Possible theory for later development: if OFWGKTA represents a sort of omnidirectionally aggressive, youthful punk-rocking of hip-hop (cf. Nitsuh Abebe here), Dr. Dre’s long-awaited and depressingly enervated comeback is not unlike the dinosaur prog against which punk took its most delighted stance. The self-pity, self-aggrandizement, and meticulously designed pomposity on display here are not all that far removed from Roger Waters’ “pity the poor rock star” posturing on The Wall. Alternatively, you could call it the ne plus ultra of emo-rap, the moment at which it topples gaudily over into self-caricature. Skylar Grey’s involvement is instructive here; instead of her coolly distant performance on “I’m Coming Home,” which enabled Diddy to sound human by comparison, she tries to match the ostentatious production here and ends up sounding screechy and overwhelmed, Amy Lee without even the dignity of being self-involved about her own damn self; everything, everywhere, is all about Dre.

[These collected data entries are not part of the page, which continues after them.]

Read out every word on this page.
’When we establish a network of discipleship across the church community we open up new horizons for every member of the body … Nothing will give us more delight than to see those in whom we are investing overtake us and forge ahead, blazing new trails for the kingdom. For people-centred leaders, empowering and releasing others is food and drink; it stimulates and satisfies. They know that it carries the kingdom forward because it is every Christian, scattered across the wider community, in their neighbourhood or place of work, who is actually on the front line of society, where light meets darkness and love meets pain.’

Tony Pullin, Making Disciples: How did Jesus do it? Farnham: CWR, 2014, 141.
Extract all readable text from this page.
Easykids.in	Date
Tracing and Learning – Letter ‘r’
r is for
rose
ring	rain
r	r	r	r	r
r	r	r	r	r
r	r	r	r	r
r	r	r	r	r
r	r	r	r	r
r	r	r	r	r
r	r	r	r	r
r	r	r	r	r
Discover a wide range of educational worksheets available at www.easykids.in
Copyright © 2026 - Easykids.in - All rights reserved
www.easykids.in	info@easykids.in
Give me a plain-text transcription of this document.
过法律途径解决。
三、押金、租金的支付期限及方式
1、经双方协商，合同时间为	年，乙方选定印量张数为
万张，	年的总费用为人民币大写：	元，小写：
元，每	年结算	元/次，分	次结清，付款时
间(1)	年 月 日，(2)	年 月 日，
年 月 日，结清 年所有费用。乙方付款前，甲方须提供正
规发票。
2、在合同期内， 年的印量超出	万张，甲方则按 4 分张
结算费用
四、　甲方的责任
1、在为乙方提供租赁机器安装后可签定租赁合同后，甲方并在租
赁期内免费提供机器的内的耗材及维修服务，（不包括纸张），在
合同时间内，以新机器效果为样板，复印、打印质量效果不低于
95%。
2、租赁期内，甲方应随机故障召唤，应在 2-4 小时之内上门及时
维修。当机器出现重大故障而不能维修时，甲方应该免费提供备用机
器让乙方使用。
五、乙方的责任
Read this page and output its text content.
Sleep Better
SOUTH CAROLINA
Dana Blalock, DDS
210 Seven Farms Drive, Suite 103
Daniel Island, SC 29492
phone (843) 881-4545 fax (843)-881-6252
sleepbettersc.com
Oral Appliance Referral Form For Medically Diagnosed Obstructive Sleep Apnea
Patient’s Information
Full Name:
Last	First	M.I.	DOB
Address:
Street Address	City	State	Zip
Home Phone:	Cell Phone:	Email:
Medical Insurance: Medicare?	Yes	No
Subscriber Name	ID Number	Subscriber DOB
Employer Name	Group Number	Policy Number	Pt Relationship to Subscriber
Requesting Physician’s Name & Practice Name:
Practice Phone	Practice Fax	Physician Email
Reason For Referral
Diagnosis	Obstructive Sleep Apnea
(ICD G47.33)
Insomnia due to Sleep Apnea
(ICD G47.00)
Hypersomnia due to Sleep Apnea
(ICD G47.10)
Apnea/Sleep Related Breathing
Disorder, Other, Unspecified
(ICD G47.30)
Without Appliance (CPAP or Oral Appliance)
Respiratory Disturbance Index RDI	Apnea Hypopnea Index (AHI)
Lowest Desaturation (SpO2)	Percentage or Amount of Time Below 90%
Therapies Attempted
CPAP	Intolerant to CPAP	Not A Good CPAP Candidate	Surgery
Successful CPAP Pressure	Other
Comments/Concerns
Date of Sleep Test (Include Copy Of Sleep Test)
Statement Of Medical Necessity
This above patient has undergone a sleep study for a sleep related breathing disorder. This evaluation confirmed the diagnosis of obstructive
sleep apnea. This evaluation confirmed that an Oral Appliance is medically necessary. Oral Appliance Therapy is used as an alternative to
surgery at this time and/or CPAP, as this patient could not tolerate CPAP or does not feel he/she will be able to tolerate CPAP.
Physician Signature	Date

We didn’t forget, we just don’t care.
Jessie J is far from the first person to make lots of money suggesting that perhaps money isn’t all that important; in a late-capitalist society, it’s a point we seem to be in need of constant reassurance on. But if hypocrisy was her worst crime, that would just put her on the same level with everyone else who ever lived. More interesting to me is the use of a light cod-reggae backing to suggest principled idealism, a usage perfectly in keeping with the recent works of Jason Mraz, Travie McCoy, and Bruno Mars. Not that “I’m Yours,” “Billionaire,” or “The Lazy Song” are anything but outrages against good taste and common sense, but one or two such songs could have been regarded as carelessness; four begins to look like a coherent aesthetic. (With perhaps Sublime as the fountainhead?) But her vocal performance is grating, a dull knife scraped across a too-thin production, which makes B.o.B’s interlude — rhythmically slippy, if not lyrically brilliant — a muted high point in a washed-out landscape. Ideological inconsistency is one thing, but dullness is unforgivable.
Fifth and final post in a series about current radio pop
Lightning flickers across an ominous gray sky, shorting out the image. Everything pixelates, down to microscopic levels. The earth yawns and shudders. Civilizations totter, collapse, and rise again. Heavenly choirs soundtrack epic orgies. The Demon Bitch Goddess Virgin Mother Saint lives again, with digital blood running through coaxial veins. Song of the year? Song of the millennium.